Frequentemente nei casi di operazioni straordinarie si conclude sostenendo che, oltre alla necessità di semplificare processi e procedure, di riqualificare-ridurre il personale, di razionalizzare la rete degli sportelli, c’è la necessità di consolidare il settore. Ma attenzione: le fusioni non sono necessariamente sinonimo di aumento dell’efficienza e della redditività. Anzi, le operazioni straordinarie hanno portato si ad un aumento dimensionale delle banche che ne sono state protagoniste, ma non sempre hanno generato benefici, sia in termini di miglioramento dell’efficienza operativa, sia in termini di redditività per gli azionisti.

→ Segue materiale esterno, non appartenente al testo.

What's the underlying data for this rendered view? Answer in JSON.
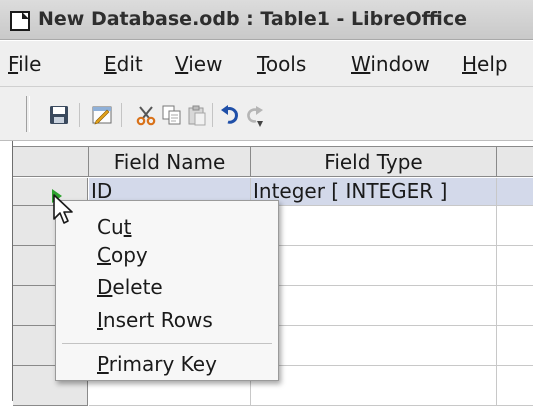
{
  "window": {
    "title": "New Database.odb : Table1 - LibreOffice"
  },
  "menubar": {
    "items": [
      {
        "label": "File",
        "mnemonic": "F",
        "rest": "ile"
      },
      {
        "label": "Edit",
        "mnemonic": "E",
        "rest": "dit"
      },
      {
        "label": "View",
        "mnemonic": "V",
        "rest": "iew"
      },
      {
        "label": "Tools",
        "mnemonic": "T",
        "rest": "ools"
      },
      {
        "label": "Window",
        "mnemonic": "W",
        "rest": "indow"
      },
      {
        "label": "Help",
        "mnemonic": "H",
        "rest": "elp"
      }
    ]
  },
  "toolbar": {
    "icons": [
      "save-icon",
      "edit-icon",
      "cut-icon",
      "copy-icon",
      "paste-icon",
      "undo-icon",
      "redo-icon"
    ]
  },
  "table": {
    "columns": [
      "Field Name",
      "Field Type"
    ],
    "rows": [
      {
        "field_name": "ID",
        "field_type": "Integer [ INTEGER ]",
        "selected": true
      }
    ]
  },
  "context_menu": {
    "items": [
      {
        "label": "Cut",
        "before": "Cu",
        "mnemonic": "t",
        "after": ""
      },
      {
        "label": "Copy",
        "before": "",
        "mnemonic": "C",
        "after": "opy"
      },
      {
        "label": "Delete",
        "before": "",
        "mnemonic": "D",
        "after": "elete"
      },
      {
        "label": "Insert Rows",
        "before": "",
        "mnemonic": "I",
        "after": "nsert Rows"
      },
      {
        "label": "Primary Key",
        "before": "",
        "mnemonic": "P",
        "after": "rimary Key"
      }
    ]
  },
  "colors": {
    "selection_row": "#d3d9ea",
    "header_bg": "#e7e7e7",
    "row_indicator": "#2ea22e"
  }
}
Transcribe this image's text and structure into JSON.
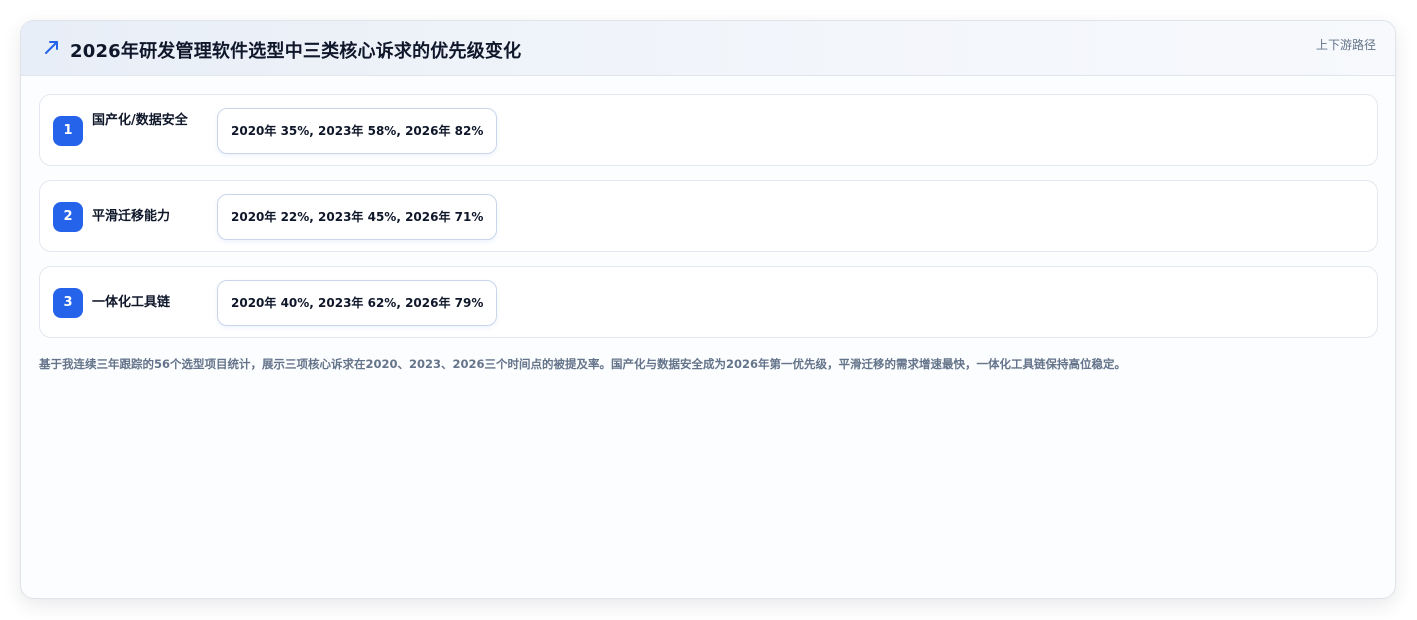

Dei gruppi nati per M&A solo i due più grandi (Intesa Sanpaolo e Unicredit) hanno sperimentato un miglioramento di efficienza in termini di cost to income, che scende rispettivamente del 10,5% e del 7,1%. Miglioramenti più modesti registra invece Banco Bpm (-4,5%), mentre Mps, Ubi e Bper il valore cresce del 4,3%, 4,1% e 1,7%.
A fare da contraltare a questa situazione le banche che non sono state oggetto di M&A come Credem, Popolare di Sondrio e Creval: sono riuscite a ridurre il cost to income dello 8,7%, del 2,8% e del 3,2%.
Tra le banche meno grandi che hanno scelto la crescita organica Bper è l’unica del panel analizzato a registrare un aumento del ROE, tra il 2004 ed il 2018 +1,4%.